An invasive species of oak-killing beetles has been found in the unincorporated San Bernardino community of Sugarloaf.

The goldspotted oak borer, or GSOB, is a species of beetle native to Arizona that’s found its way to California.

It’s been found in San Diego, Riverside, Orange and Los Angeles Counties. It was first found in San Bernardino County when it was discovered in Oak Glen in 2018.

Forest Service officials announced earlier this month that GSOB had been detected in Sugarloaf. It was most likely brought there through infested firewood.

Kim Corella is a Forest Health Specialist with Cal Fire. She says homeowners with oak trees should look for a few tell-tale signs of GSOB infestation.

Corella: “So the symptoms homeowners should look for would be staining on the trunk or the bowl, they'll see these d-shaped exit holes, they'll see some woodpecker feeding, they like to flick off the bark and eat the larvae beneath the bark, and then they might see some crown die-back.”

Corella says if you think your oak trees may be infested with GSOB, you should go online to report it and have it diagnosed.

Corella: “So there's a website, it's www.gsob.org.
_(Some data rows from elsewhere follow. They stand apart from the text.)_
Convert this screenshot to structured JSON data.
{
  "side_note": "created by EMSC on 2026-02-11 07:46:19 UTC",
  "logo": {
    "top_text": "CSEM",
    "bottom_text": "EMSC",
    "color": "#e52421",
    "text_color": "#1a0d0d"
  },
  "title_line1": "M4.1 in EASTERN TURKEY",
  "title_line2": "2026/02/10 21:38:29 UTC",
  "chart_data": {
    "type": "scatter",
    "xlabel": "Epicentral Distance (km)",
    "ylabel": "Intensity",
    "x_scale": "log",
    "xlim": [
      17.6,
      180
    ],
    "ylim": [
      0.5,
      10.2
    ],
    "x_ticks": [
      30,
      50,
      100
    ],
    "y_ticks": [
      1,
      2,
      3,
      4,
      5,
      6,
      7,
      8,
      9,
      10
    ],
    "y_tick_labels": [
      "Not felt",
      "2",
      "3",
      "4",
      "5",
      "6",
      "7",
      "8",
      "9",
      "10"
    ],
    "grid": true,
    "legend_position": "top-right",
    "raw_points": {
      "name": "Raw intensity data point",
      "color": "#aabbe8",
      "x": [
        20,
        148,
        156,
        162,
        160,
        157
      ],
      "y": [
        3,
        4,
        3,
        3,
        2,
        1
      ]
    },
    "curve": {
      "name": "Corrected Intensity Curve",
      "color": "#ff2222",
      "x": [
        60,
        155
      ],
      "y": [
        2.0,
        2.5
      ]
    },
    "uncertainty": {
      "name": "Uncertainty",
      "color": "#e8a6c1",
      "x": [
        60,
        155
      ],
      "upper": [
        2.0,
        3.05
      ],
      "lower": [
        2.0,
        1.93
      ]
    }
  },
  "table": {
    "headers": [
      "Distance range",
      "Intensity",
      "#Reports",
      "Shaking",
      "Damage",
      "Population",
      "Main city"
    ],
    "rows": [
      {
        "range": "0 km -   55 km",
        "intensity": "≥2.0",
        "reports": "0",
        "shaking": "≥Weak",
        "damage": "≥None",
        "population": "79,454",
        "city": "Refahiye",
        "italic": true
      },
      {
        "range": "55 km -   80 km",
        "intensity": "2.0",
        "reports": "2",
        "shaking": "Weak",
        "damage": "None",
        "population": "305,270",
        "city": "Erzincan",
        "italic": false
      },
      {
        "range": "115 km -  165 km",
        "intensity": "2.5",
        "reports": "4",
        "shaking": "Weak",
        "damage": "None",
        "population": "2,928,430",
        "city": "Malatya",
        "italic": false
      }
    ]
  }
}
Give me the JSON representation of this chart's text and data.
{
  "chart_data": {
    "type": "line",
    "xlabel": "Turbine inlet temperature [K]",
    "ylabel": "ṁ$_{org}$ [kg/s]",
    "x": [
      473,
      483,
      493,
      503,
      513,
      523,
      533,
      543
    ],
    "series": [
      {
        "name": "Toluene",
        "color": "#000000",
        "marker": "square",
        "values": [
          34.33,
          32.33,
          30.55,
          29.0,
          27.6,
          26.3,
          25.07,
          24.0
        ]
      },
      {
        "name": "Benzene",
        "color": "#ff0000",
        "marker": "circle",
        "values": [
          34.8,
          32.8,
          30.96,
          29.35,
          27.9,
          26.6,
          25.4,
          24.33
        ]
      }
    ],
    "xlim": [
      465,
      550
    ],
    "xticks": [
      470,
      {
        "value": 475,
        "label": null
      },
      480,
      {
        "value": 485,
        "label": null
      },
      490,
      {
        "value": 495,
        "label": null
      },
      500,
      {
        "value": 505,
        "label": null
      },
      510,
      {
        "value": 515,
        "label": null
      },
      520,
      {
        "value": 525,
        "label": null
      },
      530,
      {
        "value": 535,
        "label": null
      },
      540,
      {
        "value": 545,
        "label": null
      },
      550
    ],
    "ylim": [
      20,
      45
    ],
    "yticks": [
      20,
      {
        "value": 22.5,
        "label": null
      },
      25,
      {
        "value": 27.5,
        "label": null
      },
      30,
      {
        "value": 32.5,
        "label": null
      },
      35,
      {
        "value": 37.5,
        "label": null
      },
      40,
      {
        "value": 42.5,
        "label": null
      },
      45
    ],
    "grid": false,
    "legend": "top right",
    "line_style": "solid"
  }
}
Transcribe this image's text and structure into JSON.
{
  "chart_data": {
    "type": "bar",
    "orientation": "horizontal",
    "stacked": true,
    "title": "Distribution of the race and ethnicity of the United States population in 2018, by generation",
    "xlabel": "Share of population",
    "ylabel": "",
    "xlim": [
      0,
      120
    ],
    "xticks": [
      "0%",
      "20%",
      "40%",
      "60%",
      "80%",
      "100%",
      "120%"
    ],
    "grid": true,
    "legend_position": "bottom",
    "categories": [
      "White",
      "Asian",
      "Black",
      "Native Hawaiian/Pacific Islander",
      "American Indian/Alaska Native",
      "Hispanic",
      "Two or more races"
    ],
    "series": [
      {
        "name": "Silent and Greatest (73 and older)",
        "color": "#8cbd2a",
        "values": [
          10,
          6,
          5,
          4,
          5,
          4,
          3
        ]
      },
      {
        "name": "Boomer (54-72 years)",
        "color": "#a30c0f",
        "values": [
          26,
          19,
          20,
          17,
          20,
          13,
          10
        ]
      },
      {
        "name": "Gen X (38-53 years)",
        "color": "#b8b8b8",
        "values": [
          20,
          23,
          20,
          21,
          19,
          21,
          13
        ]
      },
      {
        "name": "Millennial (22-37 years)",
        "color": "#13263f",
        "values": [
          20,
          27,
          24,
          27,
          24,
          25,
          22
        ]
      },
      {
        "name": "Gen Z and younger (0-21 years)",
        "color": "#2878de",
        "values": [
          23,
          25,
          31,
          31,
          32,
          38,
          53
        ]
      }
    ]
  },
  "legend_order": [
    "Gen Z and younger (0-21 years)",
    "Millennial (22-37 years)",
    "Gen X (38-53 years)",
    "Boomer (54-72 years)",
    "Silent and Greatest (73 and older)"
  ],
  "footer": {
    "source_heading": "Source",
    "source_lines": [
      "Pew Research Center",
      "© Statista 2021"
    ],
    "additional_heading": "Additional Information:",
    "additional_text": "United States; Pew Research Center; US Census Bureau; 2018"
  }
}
If you go on there, there's a lot of information and there's a reporting tool. And it goes through the steps of what you're seeing, confirming that it is GSOB, you fill out all that information, you want to take two or three pictures, one picture of the whole tree focused so you can see it, and then one picture of the exit holes. What you're seeing on the trunk of the tree and that that's in focus as well. And then attach those to that report, and then send it in and it'll get sent to a database where it's read by Cal Fire personnel and Southern California and then the closest person that knows how to identify GSOB will come out and contact you and look at your tree and then will diagnose it.”

Corella said GSOB could be lurking in other parts of San Bernardino County.

Corella: “Yes, definitely, I believe so, yes. Firewood is the movement of where this insect spreads and infested firewood could be moved unknowingly by a homeowner into a new home, into their house for heating and they don't know they have it, and so yeah, it definitely could be in other places in San Bernardino County that we just don't know. So people should be on the lookout for this insect, check their trees and see if they see any of these exit holes or staining or crown die-back. And then if they do, report that on the tool on gsob.org.”

Corella says that GSOB, if left unchecked, could pose a threat to a large number of oak trees in San Bernardino County. But she says aggressive treatment can limit its spread.

Corella: “It's definitely in the area and if they do management very proactively then they can minimize the spread, but if management's not done in an appropriate amount of time, then this insect can spread and it builds up population levels and then it can increase and kill more trees. So aggressive management is the way you want to go to try to keep this insect under control. Probably not going to eradicate it, but you can keep it under control with aggressive management and examples of that are Idyllwild and Green Valley and even Oak Glen area, they've aggressively treated their trees and managed them and that population hasn't spread as fast as it has in other areas.”